West Nile virus confirmed in mosquitoes

August 11, 2018

Courtesy of James Gathany/CDC Eliminating standing water, improving drainage in the landscape, weeding and proper mowing are just a few of the ways to help manage the mosquito population.

HUNTINGTON - West Nile virus has been confirmed in several groups of mosquitoes under surveillance in Cabell County, the Cabell-Huntington Health Department confirmed Friday.

No cases of human contraction have been reported. The department does not release where in Cabell County the positive mosquitoes were found.

West Nile virus is a relatively common disease; Cabell County also confirmed cases in 2017 and 2015. Cabell County reported West Virginia’s only case of human-contracted West Nile virus during the 2017 surveillance year (Jan. 1-Sept. 15), according to data from the West Virginia Department of Health and Human Resources.

The health department is continuing a four-month surveillance program to monitor mosquito-borne diseases in Cabell County, which began in late May, in conjunction with the West Virginia Office of Laboratory Studies. Mosquito traps have been placed throughout the county to monitor for other mosquito-borne illnesses like La Crosse encephalitis and Zika virus, neither of which have been found locally this year or in 2017.

The department will also investigate any complaints of heavy mosquito activity.

West Nile virus can cause symptoms like fever, headache, body ache, joint pain, vomiting, diarrhea or rashes, said Dr. Michael Kilkenny, physician director for the Cabell-Huntington Health Department, though the disease commonly presents no symptoms in an infected person. Individuals older than 60 are typically more affected.

In rare cases, the virus may develop into a more serious illness, like encephalitis or meningitis, which can lead to hospitalization or, in rare cases, death.

Mosquito bites are largely avoidable, and the health department is encouraging residents to take precautions to avoid contracting the disease.

“You can significantly reduce the number of mosquitoes around your home by eliminating potential places for standing water where mosquitoes love to breed, such as bird baths, tires, flower pots, wading pools and other containers,” wrote Karen Hall-Dundas, CHHD director of environmental health, in a statement. “Don’t forget to keep gutters clean and flowing and drill holes into the bottom of recycling or garbage containers to prevent water from stagnating.

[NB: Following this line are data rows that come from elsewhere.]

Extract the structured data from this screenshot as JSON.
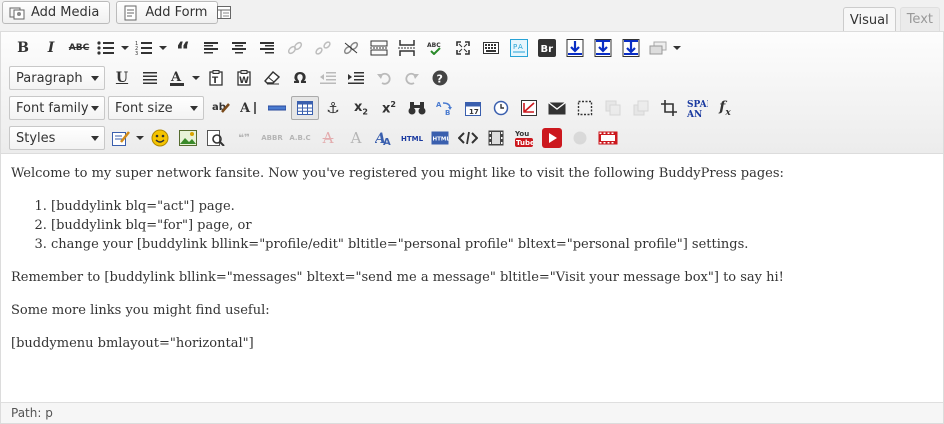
{
  "media_buttons": {
    "add_media": "Add Media",
    "add_form": "Add Form"
  },
  "tabs": {
    "visual": "Visual",
    "text": "Text"
  },
  "toolbar": {
    "format_select": "Paragraph",
    "font_family_select": "Font family",
    "font_size_select": "Font size",
    "styles_select": "Styles"
  },
  "content": {
    "intro": "Welcome to my super network fansite. Now you've registered you might like to visit the following BuddyPress pages:",
    "list": [
      "[buddylink blq=\"act\"] page.",
      "[buddylink blq=\"for\"] page, or",
      "change your [buddylink bllink=\"profile/edit\" bltitle=\"personal profile\" bltext=\"personal profile\"] settings."
    ],
    "reminder": "Remember to [buddylink bllink=\"messages\" bltext=\"send me a message\" bltitle=\"Visit your message box\"] to say hi!",
    "more": "Some more links you might find useful:",
    "menu_shortcode": "[buddymenu bmlayout=\"horizontal\"]"
  },
  "statusbar": {
    "path": "Path: p"
  },
  "icons": {
    "youtube_label": "You Tube",
    "html_label": "HTML",
    "span_label": "SPAN"
  },
  "colors": {
    "accent_blue": "#0a2ec4",
    "youtube_red": "#cc181e",
    "smiley_yellow": "#f5c400"
  }
}
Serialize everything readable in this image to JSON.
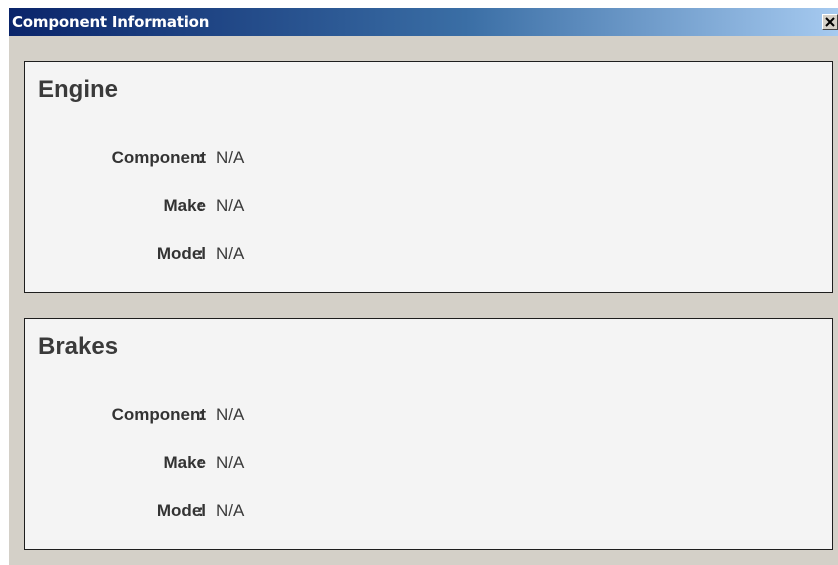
{
  "window": {
    "title": "Component Information"
  },
  "panels": [
    {
      "title": "Engine",
      "fields": [
        {
          "label": "Component",
          "value": "N/A"
        },
        {
          "label": "Make",
          "value": "N/A"
        },
        {
          "label": "Model",
          "value": "N/A"
        }
      ]
    },
    {
      "title": "Brakes",
      "fields": [
        {
          "label": "Component",
          "value": "N/A"
        },
        {
          "label": "Make",
          "value": "N/A"
        },
        {
          "label": "Model",
          "value": "N/A"
        }
      ]
    }
  ],
  "icons": {
    "close": "close-icon"
  },
  "colors": {
    "titlebar_start": "#0a246a",
    "titlebar_end": "#a6caf0",
    "window_bg": "#d4d0c8",
    "panel_bg": "#f4f4f4"
  }
}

“Make sure to repair or install window and door screens to keep mosquitoes from entering your home. Change out water in bird baths and pet watering bowls weekly, and place screening on rain barrels.”

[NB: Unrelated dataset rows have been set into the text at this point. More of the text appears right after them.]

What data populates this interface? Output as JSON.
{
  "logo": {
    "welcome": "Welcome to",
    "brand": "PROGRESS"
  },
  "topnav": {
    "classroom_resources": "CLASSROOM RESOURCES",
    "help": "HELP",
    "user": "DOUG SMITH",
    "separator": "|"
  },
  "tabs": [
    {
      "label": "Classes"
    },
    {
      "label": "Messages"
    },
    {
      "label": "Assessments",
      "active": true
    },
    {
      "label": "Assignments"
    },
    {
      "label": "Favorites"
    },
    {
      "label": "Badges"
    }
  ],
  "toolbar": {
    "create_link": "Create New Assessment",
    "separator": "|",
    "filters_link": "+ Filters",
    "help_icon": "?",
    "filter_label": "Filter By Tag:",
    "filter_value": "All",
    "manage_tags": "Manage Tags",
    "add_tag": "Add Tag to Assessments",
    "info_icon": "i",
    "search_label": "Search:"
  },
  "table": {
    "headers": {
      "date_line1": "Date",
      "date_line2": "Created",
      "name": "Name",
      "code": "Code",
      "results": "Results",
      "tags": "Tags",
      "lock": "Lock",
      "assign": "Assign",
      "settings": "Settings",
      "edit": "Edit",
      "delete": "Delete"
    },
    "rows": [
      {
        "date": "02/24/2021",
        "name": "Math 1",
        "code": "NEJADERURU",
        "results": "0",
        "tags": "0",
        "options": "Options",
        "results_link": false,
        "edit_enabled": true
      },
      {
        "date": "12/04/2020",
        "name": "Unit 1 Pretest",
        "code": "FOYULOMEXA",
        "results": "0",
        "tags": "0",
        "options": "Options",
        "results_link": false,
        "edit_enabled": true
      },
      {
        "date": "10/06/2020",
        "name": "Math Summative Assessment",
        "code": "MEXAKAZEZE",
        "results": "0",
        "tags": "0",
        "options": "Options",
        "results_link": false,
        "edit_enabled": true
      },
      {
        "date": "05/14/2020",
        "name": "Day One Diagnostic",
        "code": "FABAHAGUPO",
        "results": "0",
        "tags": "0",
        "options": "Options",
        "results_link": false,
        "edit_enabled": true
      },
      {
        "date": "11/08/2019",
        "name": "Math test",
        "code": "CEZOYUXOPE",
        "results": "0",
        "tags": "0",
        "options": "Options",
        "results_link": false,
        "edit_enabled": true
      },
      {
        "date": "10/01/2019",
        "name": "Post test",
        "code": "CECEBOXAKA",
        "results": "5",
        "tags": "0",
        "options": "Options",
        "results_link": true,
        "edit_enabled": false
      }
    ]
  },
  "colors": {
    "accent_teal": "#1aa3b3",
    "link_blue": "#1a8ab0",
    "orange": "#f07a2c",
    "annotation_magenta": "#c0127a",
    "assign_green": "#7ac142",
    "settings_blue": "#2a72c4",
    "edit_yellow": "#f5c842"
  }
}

For more information or to contact the health department, call 304-523-6483 or visit www.cabellhealth.org.

Follow reporter Bishop Nash on Twitter @BishopNash.

Tips for protecting yourself against mosquito bites

The Cabell-Huntington Health Department advises following the “4 Ds” to protect against mosquito bites:

n Dress: Wear long sleeves and long pants when outdoors.

n Deter: Always use insect repellents when outdoors.

n Dusk: Avoid peak mosquito hours during the day, typically dawn and dusk.

n Drain: Remove all standing water around your home.